Another artist who inspires me and is actually a new discovery while I was looking for references for my new project is Denis Forkas Kostromitin

Death and the Maiden by Denis Forkas

There’s something about Denis’s art that gives off almost an Italian renaissance atmosphere braided with metaphysical and occult symbolism. Studying Denis’s art helped be develop a better understanding of value, mood, texture, and even realizing that the cliche “less is more” actually works. This article, displays more of his work.

After I found a few artists that inspire, the next question was, “Where do I start?” I’ve never been much of a painter, but always wanted to try. Sketching was more my schtick, so going out of my comfort zone was intimidating until I found another art teacher on YouTube: Marco Bucci

I watched a few of his “10 Minutes To Better Painting” series and felt less and less afraid with each lesson. I was doing less overthinking and doing more critical thinking. Marco really is an excellent teacher with a very “teacher” sense of humor, but I couldn’t be more grateful that I came across him.

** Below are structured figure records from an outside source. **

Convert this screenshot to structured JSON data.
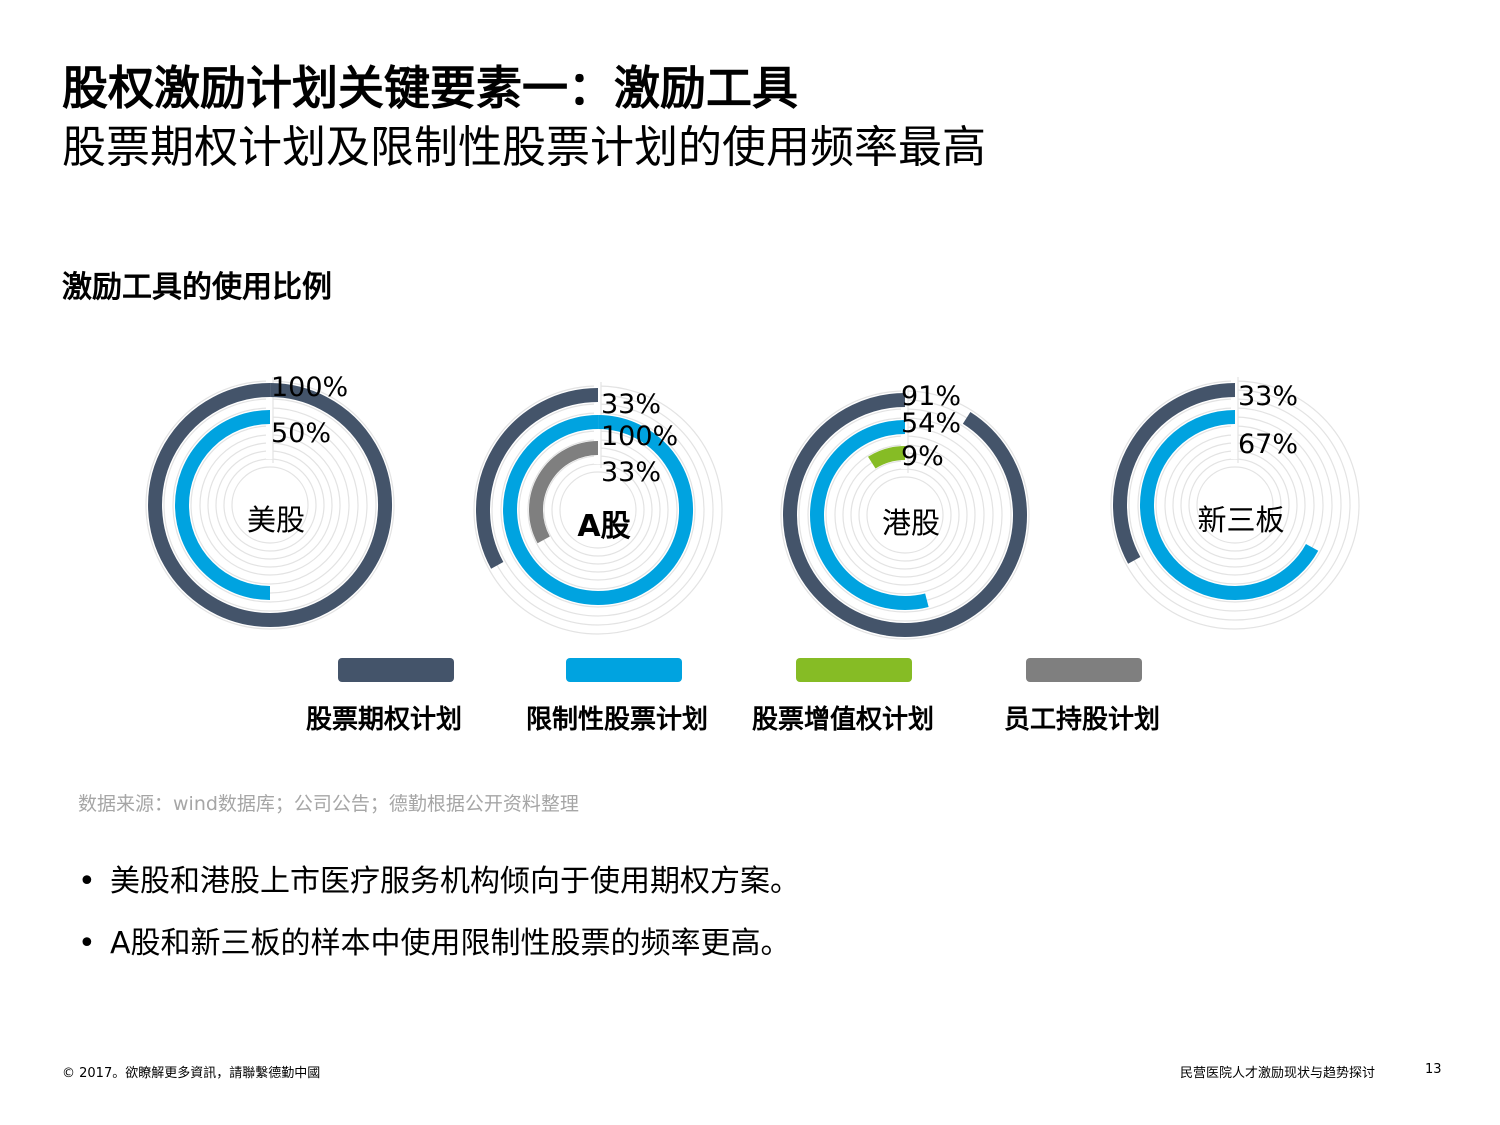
{
  "header": {
    "title_line1": "股权激励计划关键要素一：激励工具",
    "title_line2": "股票期权计划及限制性股票计划的使用频率最高"
  },
  "section_title": "激励工具的使用比例",
  "colors": {
    "stock_option": "#44546a",
    "restricted_stock": "#00a3e0",
    "sar": "#86bc25",
    "esop": "#7f7f7f",
    "track": "#e3e3e3"
  },
  "chart_data": {
    "type": "radial-bar",
    "series_names": [
      "股票期权计划",
      "限制性股票计划",
      "股票增值权计划",
      "员工持股计划"
    ],
    "charts": [
      {
        "market": "美股",
        "rings": [
          {
            "series": "股票期权计划",
            "value": 100,
            "label": "100%"
          },
          {
            "series": "限制性股票计划",
            "value": 50,
            "label": "50%"
          }
        ]
      },
      {
        "market": "A股",
        "rings": [
          {
            "series": "股票期权计划",
            "value": 33,
            "label": "33%"
          },
          {
            "series": "限制性股票计划",
            "value": 100,
            "label": "100%"
          },
          {
            "series": "员工持股计划",
            "value": 33,
            "label": "33%"
          }
        ]
      },
      {
        "market": "港股",
        "rings": [
          {
            "series": "股票期权计划",
            "value": 91,
            "label": "91%"
          },
          {
            "series": "限制性股票计划",
            "value": 54,
            "label": "54%"
          },
          {
            "series": "股票增值权计划",
            "value": 9,
            "label": "9%"
          }
        ]
      },
      {
        "market": "新三板",
        "rings": [
          {
            "series": "股票期权计划",
            "value": 33,
            "label": "33%"
          },
          {
            "series": "限制性股票计划",
            "value": 67,
            "label": "67%"
          }
        ]
      }
    ]
  },
  "legend": [
    {
      "label": "股票期权计划",
      "color": "#44546a"
    },
    {
      "label": "限制性股票计划",
      "color": "#00a3e0"
    },
    {
      "label": "股票增值权计划",
      "color": "#86bc25"
    },
    {
      "label": "员工持股计划",
      "color": "#7f7f7f"
    }
  ],
  "source_note": "数据来源：wind数据库；公司公告；德勤根据公开资料整理",
  "bullets": [
    "美股和港股上市医疗服务机构倾向于使用期权方案。",
    "A股和新三板的样本中使用限制性股票的频率更高。"
  ],
  "footer": {
    "left": "© 2017。欲瞭解更多資訊，請聯繫德勤中國",
    "right": "民营医院人才激励现状与趋势探讨",
    "page": "13"
  }
}
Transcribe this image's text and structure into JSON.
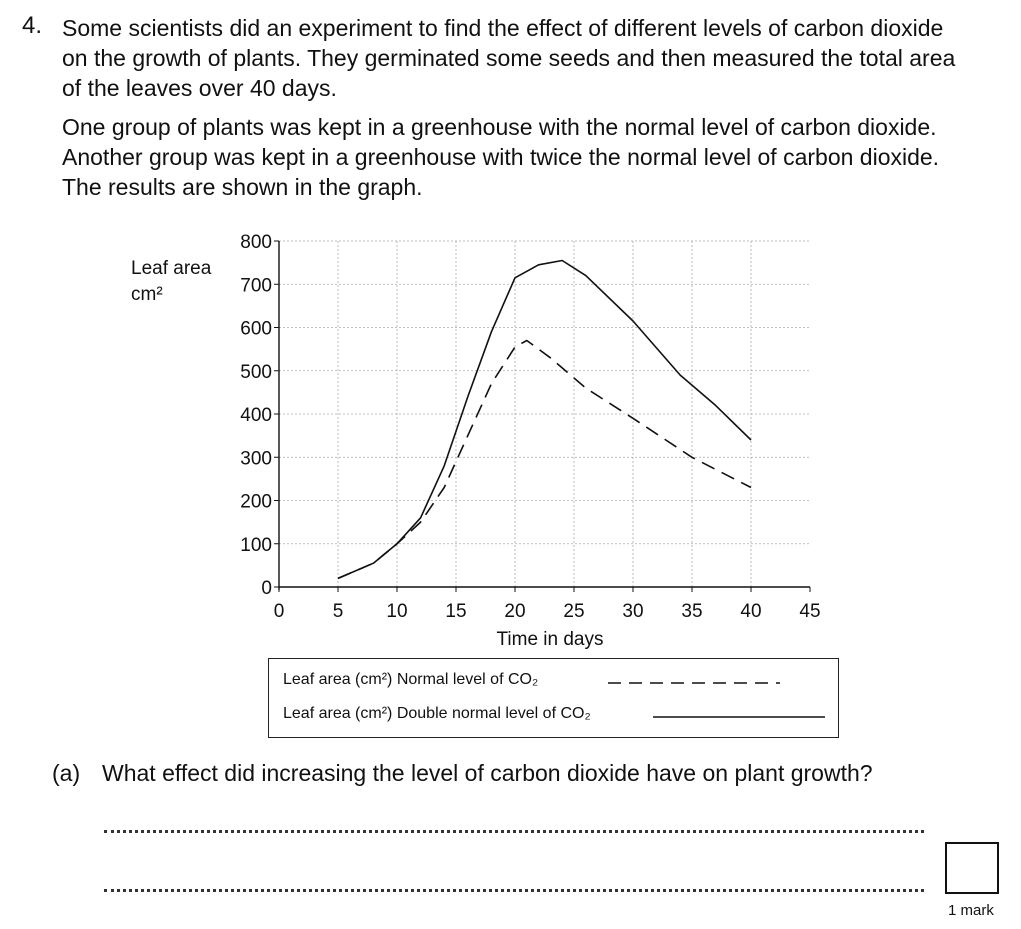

Since finding all these artists, painting hasn’t been excruciating. Now I’m just exploring and learning.

Poetry as Painting Prompts

After I published my horror short story “Autonomy Bleeds Black” (Available on Kindle, Barnes and Noble, Apple Books, Scribd, and more) I really wanted to create some illustration for it, but I wasn’t confident. This is as far as I got and I never shared the completion of the work because I changed the story a bit.

So, to build up my confidence, I’m using some of my dark poetry pieces as painting prompts. Like I said, I’ve been having a lot of fun learning and exploring painting rather than pressuring myself and hope to share the journey with you all.